Southern California Edison gave its 2019 wildfire mitigation plan to the California Public Utilities Commission on Wednesday. All power utilities are required to submit a mitigation plan under a new law enacted last year in the wake of deadly California wildfires.

“The 2017 and subsequent fires in 2018 … emphasize that California’s wildfire risk has increased to the point where the safety of our communities requires additional measures designed to address the higher level of wildfire risk,” the SCE plan stated.

The plan includes inspecting at least 125,000 trees in high-risk areas and potentially removing them. The utility will also review tens of thousands of miles of power lines in areas at risk of catching fire, SCE official Phil Herrington told the Los Angeles Times. Herrington said the utility expects to finish inspections by this summer.

SCE also plans to implement more pre-emptive power shutoffs during dry and windy conditions, which can reduce the risk of electrical equipment sparking fires. The utility is facing lawsuits from the victims of the Woolsey fire who said SCE should have shut off its power lines the day the blaze began. The fire burned nearly 100,000 acres across Los Angeles and Ventura counties.

SCE isn’t in as much hot water as the state’s largest power utility, Pacific Gas & Electric, which also submitted a mitigation plan Wednesday. That plan includes removing 375,000 trees and installing hundreds of new weather stations.

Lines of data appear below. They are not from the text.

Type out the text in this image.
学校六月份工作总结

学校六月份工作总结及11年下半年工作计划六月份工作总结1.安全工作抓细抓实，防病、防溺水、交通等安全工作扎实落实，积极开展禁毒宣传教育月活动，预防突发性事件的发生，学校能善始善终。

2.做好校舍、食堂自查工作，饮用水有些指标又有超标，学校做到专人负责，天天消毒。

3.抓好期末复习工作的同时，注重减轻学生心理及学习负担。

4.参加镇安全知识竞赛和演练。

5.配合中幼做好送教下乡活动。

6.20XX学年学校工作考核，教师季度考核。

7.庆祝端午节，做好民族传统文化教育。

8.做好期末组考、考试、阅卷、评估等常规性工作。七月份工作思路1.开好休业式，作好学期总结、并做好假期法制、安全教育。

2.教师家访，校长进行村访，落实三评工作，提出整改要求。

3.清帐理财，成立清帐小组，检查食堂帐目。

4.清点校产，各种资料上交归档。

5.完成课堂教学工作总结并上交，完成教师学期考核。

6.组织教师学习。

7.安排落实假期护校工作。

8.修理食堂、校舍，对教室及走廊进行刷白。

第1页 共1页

The San Francisco-based utility filed for bankruptcy protection last week after filing billions of dollars in claims related to the Camp fire, the costliest natural disaster worldwide last year. State officials have blamed PG&E’s equipment for helping ignite several fires that killed almost two dozen people in 2017. The California Department of Forestry and Fire Protection still hasn’t concluded whether the utility is responsible for the Camp fire that killed 86 people and wiped out most of the town of Paradise.